The swap, at a checkpoint near the industrial town of Horlivka in the Donetsk region, was expected see Ukraine hand over 87 separatists in exchange for 55 pro-government Ukrainians, with armed troops from both sides looking on.
Ukrainian men and women dressed in civilian clothing got off a bus after being brought to the rendez-vous point by separatist forces and were then herded into a nearby tent.
“The first 25 freed Ukrainians soon will be home,” Ukraine’s presidential office said.
The exchange, scheduled to be completed later on Sunday, is likely to be hailed by Ukrainian President Volodymyr Zelenskiy as proof he is making good on a promise to bring captured Ukrainians home.
But some in Ukraine are unhappy that riot police accused of opening fire on protesters against the country’s Russia-friendly then-president Viktor Yanukovich in 2014 are among those expected to be handed over.
And though the swap will help build confidence between the two sides who are wrangling over how to implement a 2014 peace deal, serious disagreements remain and full normalisation is a long way off.

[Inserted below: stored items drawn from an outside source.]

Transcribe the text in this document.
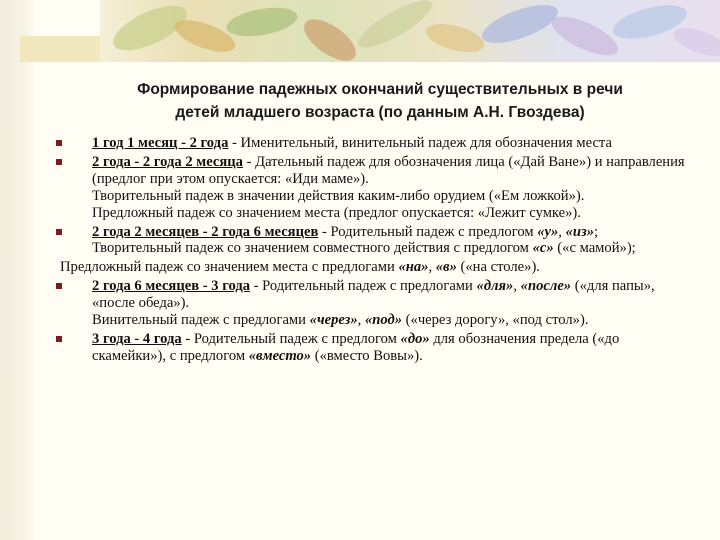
Формирование падежных окончаний существительных в речи
детей младшего возраста (по данным А.Н. Гвоздева)
1 год 1 месяц - 2 года - Именительный, винительный падеж для обозначения места
2 года - 2 года 2 месяца - Дательный падеж для обозначения лица («Дай Ване») и направления (предлог при этом опускается: «Иди маме»).
Творительный падеж в значении действия каким-либо орудием («Ем ложкой»).
Предложный падеж со значением места (предлог опускается: «Лежит сумке»).
2 года 2 месяцев - 2 года 6 месяцев - Родительный падеж с предлогом «у», «из»; Творительный падеж со значением совместного действия с предлогом «с» («с мамой»);
Предложный падеж со значением места с предлогами «на», «в» («на столе»).
2 года 6 месяцев - 3 года - Родительный падеж с предлогами «для», «после» («для папы», «после обеда»).
Винительный падеж с предлогами «через», «под» («через дорогу», «под стол»).
3 года - 4 года - Родительный падеж с предлогом «до» для обозначения предела («до скамейки»), с предлогом «вместо» («вместо Вовы»).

“Today’s prisoner exchange in #Donbass will bring relief to the persons involved and their families, but it will not bring the (peace) settlement any closer,” Dmitri Trenin, head of the Moscow Carnegie Center and a former colonel in the Russian army, wrote on social media.
“The... terms remain anathema in Kiev, and this won’t change. The conflict is much more likely to become frozen than resolved.”
Russian leader Vladimir Putin and Zelenskiy prepared the ground for the exchange at a summit in Paris earlier this month.
Kiev’s forces have been battling separatists in the Donbass region of eastern Ukraine since 2014 in a conflict that has claimed more than 13,000 lives. Sporadic fighting continues despite a ceasefire agreement.
Relations between Ukraine and Russia collapsed following Moscow’s annexation of the Crimean peninsula in 2014, and its subsequent support for separatists in eastern Ukraine.
There have been several prisoner exchanges between Kiev and the separatists. In the last swap, conducted in December 2017, Ukraine handed over about 300 captives in exchange for around 70 people.
Zelenskiy won a landslide election victory in April promising to end the conflict.
Widely criticized domestically for his plan to grant special status to Donbass to help end the five-year conflict, Zelenskiy’s latest actions have given rise to cautious optimism in some quarters.
In September, after a carefully negotiated rapprochement, Russia and Ukraine swapped dozens of prisoners in a move that brought Western praise.
Relations between the two countries have shown signs of improving in other areas too, including in the gas sector where Kiev and Moscow are discussing a new transit contract.
Ukraine has repeatedly accused Russia of using gas supplies to put pressure on it, but last week the parties managed to agree on the main points of a new deal.